Pan Seared Shrimp
Need a gluten free, dairy free, fodmap friendly, and whole 30 main course? Pan Seared Shrimp could be a spectacular recipe to try. One serving contains 191 calories, 35g of protein, and 4g of fat. This recipe covers 18% of your daily requirements of vitamins and minerals. This recipe serves 4. A mixture of shrimp, salt, parsley, and a handful of other ingredients are all it takes to make this recipe so yummy. To use up the salt you could follow this main course with the Apple Turnovers Recipe as a dessert. From preparation to the plate, this recipe takes roughly 5 minutes.
Instructions
Heat 1 tsp oil in 12 inch skillet over high heat until smoking. Meanwhile, toss shrimp with salt and pepper.
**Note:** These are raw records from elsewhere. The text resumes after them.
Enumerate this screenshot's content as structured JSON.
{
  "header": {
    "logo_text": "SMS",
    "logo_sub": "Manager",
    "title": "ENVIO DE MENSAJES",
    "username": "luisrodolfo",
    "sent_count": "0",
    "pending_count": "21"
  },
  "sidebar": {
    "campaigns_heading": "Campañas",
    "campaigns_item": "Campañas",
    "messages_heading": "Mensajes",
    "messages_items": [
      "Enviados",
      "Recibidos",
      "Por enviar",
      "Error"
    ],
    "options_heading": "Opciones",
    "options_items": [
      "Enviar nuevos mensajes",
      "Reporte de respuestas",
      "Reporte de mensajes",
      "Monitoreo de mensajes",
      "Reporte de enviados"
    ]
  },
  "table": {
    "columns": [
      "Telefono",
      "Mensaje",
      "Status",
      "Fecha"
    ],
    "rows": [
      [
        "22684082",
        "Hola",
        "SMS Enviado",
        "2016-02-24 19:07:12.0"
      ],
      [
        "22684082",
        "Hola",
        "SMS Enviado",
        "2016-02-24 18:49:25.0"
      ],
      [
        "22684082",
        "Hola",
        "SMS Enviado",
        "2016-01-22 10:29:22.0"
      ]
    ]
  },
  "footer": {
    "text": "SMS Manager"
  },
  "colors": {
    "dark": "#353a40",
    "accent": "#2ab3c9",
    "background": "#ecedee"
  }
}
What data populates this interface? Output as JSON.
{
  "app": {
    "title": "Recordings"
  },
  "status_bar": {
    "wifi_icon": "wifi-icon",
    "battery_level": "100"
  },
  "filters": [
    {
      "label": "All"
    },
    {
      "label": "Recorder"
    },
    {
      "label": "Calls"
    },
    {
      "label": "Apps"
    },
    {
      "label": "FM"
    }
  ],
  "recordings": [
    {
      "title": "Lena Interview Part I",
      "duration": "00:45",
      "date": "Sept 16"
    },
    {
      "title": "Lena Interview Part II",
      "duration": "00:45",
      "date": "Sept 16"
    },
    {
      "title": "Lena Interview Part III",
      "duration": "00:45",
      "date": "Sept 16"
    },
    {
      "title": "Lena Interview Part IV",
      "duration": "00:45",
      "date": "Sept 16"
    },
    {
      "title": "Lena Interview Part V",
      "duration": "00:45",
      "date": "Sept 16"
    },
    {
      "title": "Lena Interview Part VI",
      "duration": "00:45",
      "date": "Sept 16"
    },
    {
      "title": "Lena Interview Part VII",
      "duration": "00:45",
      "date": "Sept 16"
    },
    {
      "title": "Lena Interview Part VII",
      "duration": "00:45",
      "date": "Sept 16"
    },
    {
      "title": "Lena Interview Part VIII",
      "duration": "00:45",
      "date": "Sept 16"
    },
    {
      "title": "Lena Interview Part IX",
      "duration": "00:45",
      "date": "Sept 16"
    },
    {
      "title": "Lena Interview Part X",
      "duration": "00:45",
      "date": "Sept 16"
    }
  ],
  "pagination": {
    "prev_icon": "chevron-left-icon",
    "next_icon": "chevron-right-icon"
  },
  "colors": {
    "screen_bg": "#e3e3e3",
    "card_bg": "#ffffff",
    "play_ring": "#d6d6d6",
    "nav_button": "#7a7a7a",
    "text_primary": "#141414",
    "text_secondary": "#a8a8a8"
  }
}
Add half of the shrimp to the pan in single layer and cook until edges turn pink, about 1 minute.
Remove pan from heat, flip shrimp using tongs and let it stand about 30 seconds until all of the shrimp is opaque except for the center.
Transfer to a plate and repeat with the second batch and the remaining teaspoon of oil. After second batch has stood off the heat, add the first batch to the pan and toss to combine. Cover skillet and let shrimp stand for 1 2 minutes. Shrimp will now be cooked through.
Serve immediately with lemon wedges.Print This3 SP Main Dishes Recipes Seafood Recipesposted April 5, 2008 by Gina11 Comments
Recommended wine: Pinot Grigio, Riesling, Sauvignon Blanc
Pinot Grigio, Riesling, and Sauvignon Blanc are great choices for Shrimp. These crisp white wines work well with shrimp prepared in a variety of ways, whether grilled, fried, or in garlic sauce. One wine you could try is Thrive Pinot Grigio. It has 4.5 out of 5 stars and a bottle costs about 15 dollars.